Amen to that – and our latest report out today, Abolish National Insurance, examines that very issue of how to merge National Insurance and Income Tax.

National Insurance is virtually indistinguishable from Income Tax both in terms of its function of raising revenue for the Government from earned income and in the way it affects incentives for employees. Yet despite performing essentially the same task, it operates in a different manner in eight key ways (such as the collection period and definition of earnings) which adds unnecessary and expensive complexity.

More significantly, National Insurance obscures public understanding of tax on earnings, since most debates on earnings tax focus on Income Tax, ignoring both the employer’s and employee’s National Insurance Contributions.

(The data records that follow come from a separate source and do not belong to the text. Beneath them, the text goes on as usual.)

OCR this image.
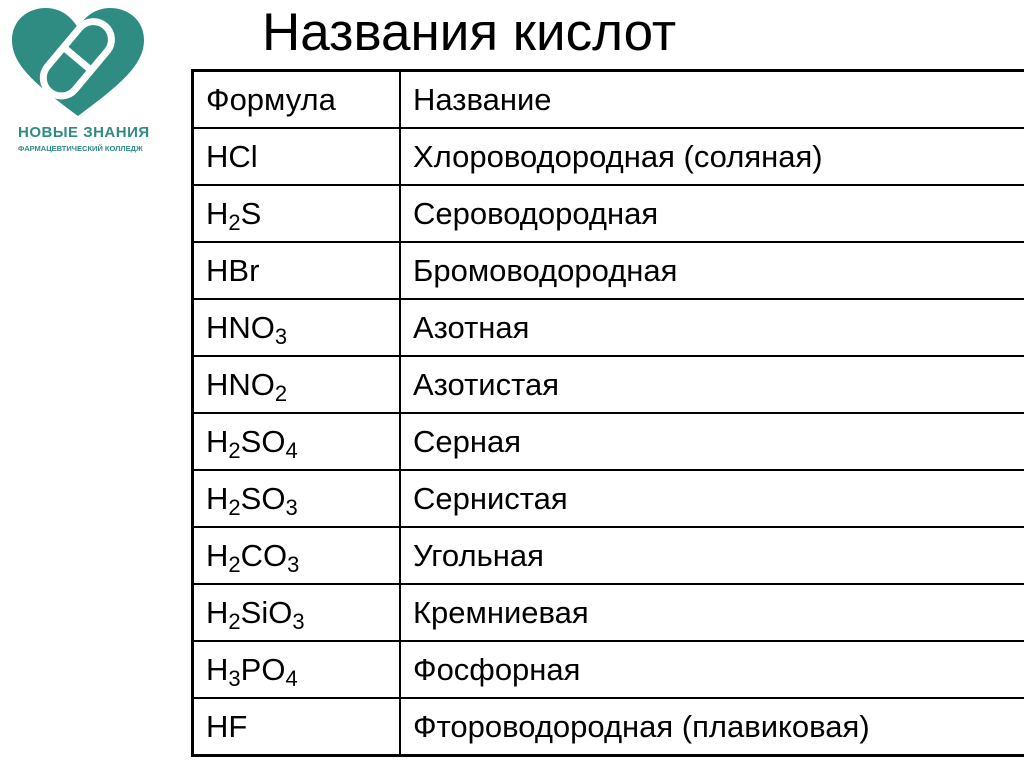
НОВЫЕ ЗНАНИЯ
ФАРМАЦЕВТИЧЕСКИЙ КОЛЛЕДЖ
Названия кислот
Формула	Название
HCl	Хлороводородная (соляная)
$H_2S$	Сероводородная
HBr	Бромоводородная
$HNO_3$	Азотная
$HNO_2$	Азотистая
$H_2SO_4$	Серная
$H_2SO_3$	Сернистая
$H_2CO_3$	Угольная
$H_2SiO_3$	Кремниевая
$H_3PO_4$	Фосфорная
HF	Фтороводородная (плавиковая)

Reforming National Insurance to align it with Income Tax would not only cut costs, reduce complexity and improve transparency, but also highlight the absurdity of having maintained both systems for so long.

Our proposal is for a two-stage merger of NI and Income Tax.

The first stage would operationally align the charges, publishing employers’ National Insurance on wage slips and renaming National Insurance to something which more honestly and accurately describes its function.

The second stage would simultaneously abolish National Insurance completely, mandate a reassessment of earnings to incorporate employer’s National Insurance Contributions and adjust Income Tax rates to collect the same revenues from the same individuals as before abolition: as such, pensioners, the self-employed and others who pay reduced rates of National Insurance would not pay a penny more in tax than they do at present.

It is a bold but perfectly feasible proposal which would make an ideal centrepiece for the Chancellor’s Autumn Statement on November 29th. How about it, George?